5. seviye otonom araçların piyasaya sürülmesi ve yaygın şekilde kullanılmaya başlanması, bu riskleri ortadan kaldırmasa bile büyük ölçüde azaltabilir. Günümüzde Tesla gibi yarı otonom araçlarda bunun faydaları gözlenmeye başlandı bile.
KRİZ GEÇİREN SÜRÜCÜSÜNÜ KURTARAN ARAÇ
Bu yıl Missouri'de otoyolda seyir halinde ciddi bir pıhtılaşma sorunu yaşayan bir sürücü, aracını manuel olarak otomatik pilot moduna geçirdi ve hastaneye yönlendirdi. Yarı otonom özellikli otomatik pilot, bu kişinin hayatını kurtardı. Gelecekte ise tamamen sürücüsüz araçlar çok sayıda insanın hayatını kurtarabilir.
Üstelik bu daha ilk adım. Gelecekte sürücüsüz araçlar, sürücünün vücut hareketleri, vücut sıcaklığı ve hatta solunum hızındaki artış gibi özellikleri de algılayabilecek.
Yolcunun göğüs ağrısı ya da uyuşma hissetmesi halinde, yalnızca "yardım" gibi basit bir kelime veya ifade kullanarak akıllı sesli asistan sayesinde otonom araçla iletişim kurması mümkün olacak.
Sürücüsüz araç, yapay zeka ve derin öğrenme yetkinlikleri (kısmen de sürücünün ses tonu ve vücut hareketleri) sayesinde sorunu anlayabilecek ve sağlık sorunu yaşayan bir hastanın kısa süre içinde ulaşacağı şeklindeki bir mesajı en yakın hastaneye gönderebilecek. Hastanede bulunan sağlık personeli, sürücüsüz aracın konumunu izleyebilecek ve yolcuyla iletişim kurabilecek. Aracın sürücüsüz araçlara ayrılmış varış/kalkış noktasına ulaşması üzerine, burada hazır bekleyen sağlık personeli hastaya müdahalede bulunabilecek.

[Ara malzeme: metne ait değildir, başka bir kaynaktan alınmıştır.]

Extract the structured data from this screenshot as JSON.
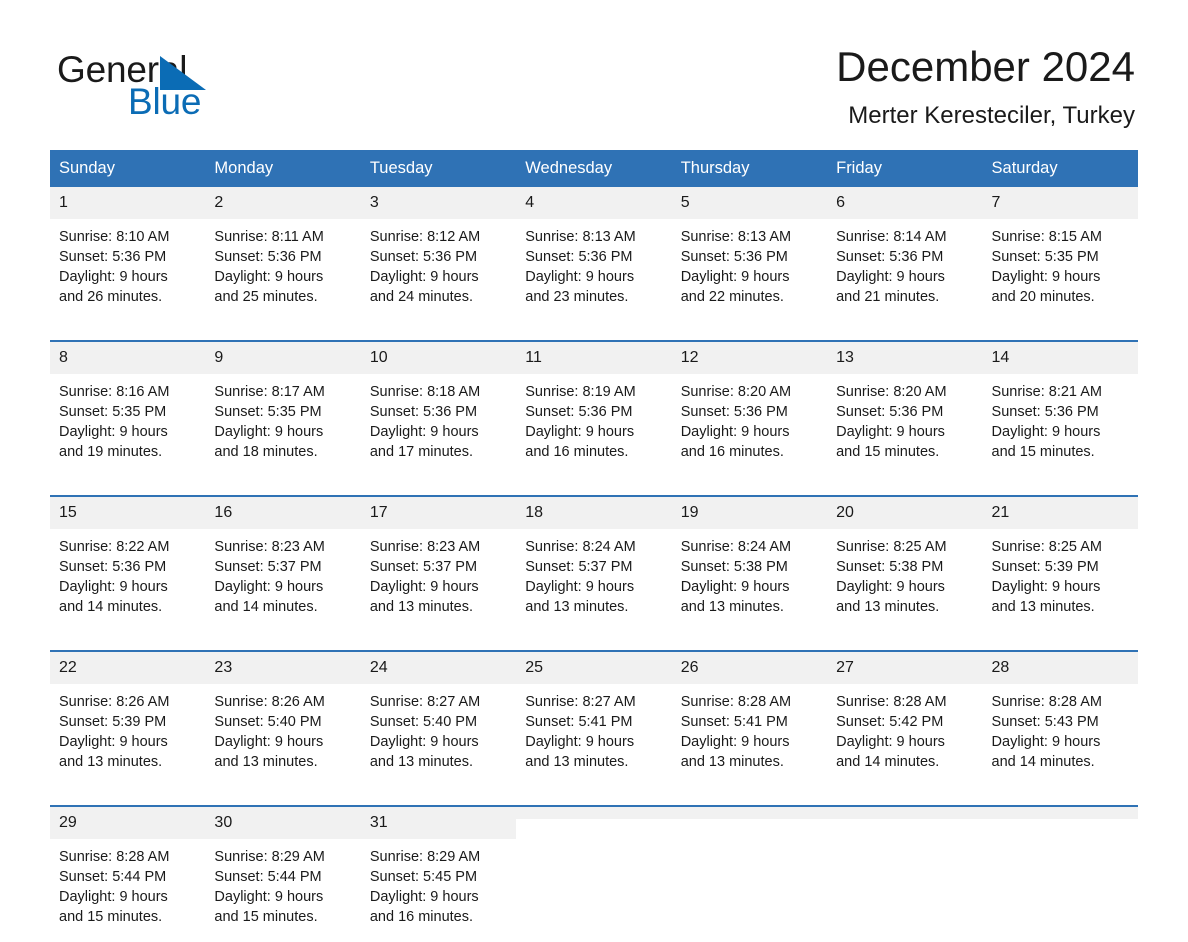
{
  "brand": {
    "name_part1": "General",
    "name_part2": "Blue",
    "logo_icon": "triangle-logo"
  },
  "header": {
    "title": "December 2024",
    "subtitle": "Merter Keresteciler, Turkey"
  },
  "colors": {
    "header_blue": "#2f72b5",
    "brand_blue": "#0b6cb5",
    "daynum_band": "#f1f1f1",
    "text": "#1a1a1a"
  },
  "weekday_headers": [
    "Sunday",
    "Monday",
    "Tuesday",
    "Wednesday",
    "Thursday",
    "Friday",
    "Saturday"
  ],
  "weeks": [
    [
      {
        "day": "1",
        "sunrise": "Sunrise: 8:10 AM",
        "sunset": "Sunset: 5:36 PM",
        "daylight_line1": "Daylight: 9 hours",
        "daylight_line2": "and 26 minutes."
      },
      {
        "day": "2",
        "sunrise": "Sunrise: 8:11 AM",
        "sunset": "Sunset: 5:36 PM",
        "daylight_line1": "Daylight: 9 hours",
        "daylight_line2": "and 25 minutes."
      },
      {
        "day": "3",
        "sunrise": "Sunrise: 8:12 AM",
        "sunset": "Sunset: 5:36 PM",
        "daylight_line1": "Daylight: 9 hours",
        "daylight_line2": "and 24 minutes."
      },
      {
        "day": "4",
        "sunrise": "Sunrise: 8:13 AM",
        "sunset": "Sunset: 5:36 PM",
        "daylight_line1": "Daylight: 9 hours",
        "daylight_line2": "and 23 minutes."
      },
      {
        "day": "5",
        "sunrise": "Sunrise: 8:13 AM",
        "sunset": "Sunset: 5:36 PM",
        "daylight_line1": "Daylight: 9 hours",
        "daylight_line2": "and 22 minutes."
      },
      {
        "day": "6",
        "sunrise": "Sunrise: 8:14 AM",
        "sunset": "Sunset: 5:36 PM",
        "daylight_line1": "Daylight: 9 hours",
        "daylight_line2": "and 21 minutes."
      },
      {
        "day": "7",
        "sunrise": "Sunrise: 8:15 AM",
        "sunset": "Sunset: 5:35 PM",
        "daylight_line1": "Daylight: 9 hours",
        "daylight_line2": "and 20 minutes."
      }
    ],
    [
      {
        "day": "8",
        "sunrise": "Sunrise: 8:16 AM",
        "sunset": "Sunset: 5:35 PM",
        "daylight_line1": "Daylight: 9 hours",
        "daylight_line2": "and 19 minutes."
      },
      {
        "day": "9",
        "sunrise": "Sunrise: 8:17 AM",
        "sunset": "Sunset: 5:35 PM",
        "daylight_line1": "Daylight: 9 hours",
        "daylight_line2": "and 18 minutes."
      },
      {
        "day": "10",
        "sunrise": "Sunrise: 8:18 AM",
        "sunset": "Sunset: 5:36 PM",
        "daylight_line1": "Daylight: 9 hours",
        "daylight_line2": "and 17 minutes."
      },
      {
        "day": "11",
        "sunrise": "Sunrise: 8:19 AM",
        "sunset": "Sunset: 5:36 PM",
        "daylight_line1": "Daylight: 9 hours",
        "daylight_line2": "and 16 minutes."
      },
      {
        "day": "12",
        "sunrise": "Sunrise: 8:20 AM",
        "sunset": "Sunset: 5:36 PM",
        "daylight_line1": "Daylight: 9 hours",
        "daylight_line2": "and 16 minutes."
      },
      {
        "day": "13",
        "sunrise": "Sunrise: 8:20 AM",
        "sunset": "Sunset: 5:36 PM",
        "daylight_line1": "Daylight: 9 hours",
        "daylight_line2": "and 15 minutes."
      },
      {
        "day": "14",
        "sunrise": "Sunrise: 8:21 AM",
        "sunset": "Sunset: 5:36 PM",
        "daylight_line1": "Daylight: 9 hours",
        "daylight_line2": "and 15 minutes."
      }
    ],
    [
      {
        "day": "15",
        "sunrise": "Sunrise: 8:22 AM",
        "sunset": "Sunset: 5:36 PM",
        "daylight_line1": "Daylight: 9 hours",
        "daylight_line2": "and 14 minutes."
      },
      {
        "day": "16",
        "sunrise": "Sunrise: 8:23 AM",
        "sunset": "Sunset: 5:37 PM",
        "daylight_line1": "Daylight: 9 hours",
        "daylight_line2": "and 14 minutes."
      },
      {
        "day": "17",
        "sunrise": "Sunrise: 8:23 AM",
        "sunset": "Sunset: 5:37 PM",
        "daylight_line1": "Daylight: 9 hours",
        "daylight_line2": "and 13 minutes."
      },
      {
        "day": "18",
        "sunrise": "Sunrise: 8:24 AM",
        "sunset": "Sunset: 5:37 PM",
        "daylight_line1": "Daylight: 9 hours",
        "daylight_line2": "and 13 minutes."
      },
      {
        "day": "19",
        "sunrise": "Sunrise: 8:24 AM",
        "sunset": "Sunset: 5:38 PM",
        "daylight_line1": "Daylight: 9 hours",
        "daylight_line2": "and 13 minutes."
      },
      {
        "day": "20",
        "sunrise": "Sunrise: 8:25 AM",
        "sunset": "Sunset: 5:38 PM",
        "daylight_line1": "Daylight: 9 hours",
        "daylight_line2": "and 13 minutes."
      },
      {
        "day": "21",
        "sunrise": "Sunrise: 8:25 AM",
        "sunset": "Sunset: 5:39 PM",
        "daylight_line1": "Daylight: 9 hours",
        "daylight_line2": "and 13 minutes."
      }
    ],
    [
      {
        "day": "22",
        "sunrise": "Sunrise: 8:26 AM",
        "sunset": "Sunset: 5:39 PM",
        "daylight_line1": "Daylight: 9 hours",
        "daylight_line2": "and 13 minutes."
      },
      {
        "day": "23",
        "sunrise": "Sunrise: 8:26 AM",
        "sunset": "Sunset: 5:40 PM",
        "daylight_line1": "Daylight: 9 hours",
        "daylight_line2": "and 13 minutes."
      },
      {
        "day": "24",
        "sunrise": "Sunrise: 8:27 AM",
        "sunset": "Sunset: 5:40 PM",
        "daylight_line1": "Daylight: 9 hours",
        "daylight_line2": "and 13 minutes."
      },
      {
        "day": "25",
        "sunrise": "Sunrise: 8:27 AM",
        "sunset": "Sunset: 5:41 PM",
        "daylight_line1": "Daylight: 9 hours",
        "daylight_line2": "and 13 minutes."
      },
      {
        "day": "26",
        "sunrise": "Sunrise: 8:28 AM",
        "sunset": "Sunset: 5:41 PM",
        "daylight_line1": "Daylight: 9 hours",
        "daylight_line2": "and 13 minutes."
      },
      {
        "day": "27",
        "sunrise": "Sunrise: 8:28 AM",
        "sunset": "Sunset: 5:42 PM",
        "daylight_line1": "Daylight: 9 hours",
        "daylight_line2": "and 14 minutes."
      },
      {
        "day": "28",
        "sunrise": "Sunrise: 8:28 AM",
        "sunset": "Sunset: 5:43 PM",
        "daylight_line1": "Daylight: 9 hours",
        "daylight_line2": "and 14 minutes."
      }
    ],
    [
      {
        "day": "29",
        "sunrise": "Sunrise: 8:28 AM",
        "sunset": "Sunset: 5:44 PM",
        "daylight_line1": "Daylight: 9 hours",
        "daylight_line2": "and 15 minutes."
      },
      {
        "day": "30",
        "sunrise": "Sunrise: 8:29 AM",
        "sunset": "Sunset: 5:44 PM",
        "daylight_line1": "Daylight: 9 hours",
        "daylight_line2": "and 15 minutes."
      },
      {
        "day": "31",
        "sunrise": "Sunrise: 8:29 AM",
        "sunset": "Sunset: 5:45 PM",
        "daylight_line1": "Daylight: 9 hours",
        "daylight_line2": "and 16 minutes."
      },
      {
        "day": "",
        "sunrise": "",
        "sunset": "",
        "daylight_line1": "",
        "daylight_line2": ""
      },
      {
        "day": "",
        "sunrise": "",
        "sunset": "",
        "daylight_line1": "",
        "daylight_line2": ""
      },
      {
        "day": "",
        "sunrise": "",
        "sunset": "",
        "daylight_line1": "",
        "daylight_line2": ""
      },
      {
        "day": "",
        "sunrise": "",
        "sunset": "",
        "daylight_line1": "",
        "daylight_line2": ""
      }
    ]
  ]
}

Ayrıca direksiyonun kontrolü sürücüsüz araca geçeceği için yolda bulunan diğer sürücüler ve yayalar da tehlikeye girmeyecek.
Gelecek işte böyle olacak. Otonom araçlar, gelecekte insan hayatı kurtarabilecek, mobiliteyi artıracak ve sağlıkla ilgili acil durumlar nedeniyle sürüş sırasında yaşanan riskleri azaltabilecek.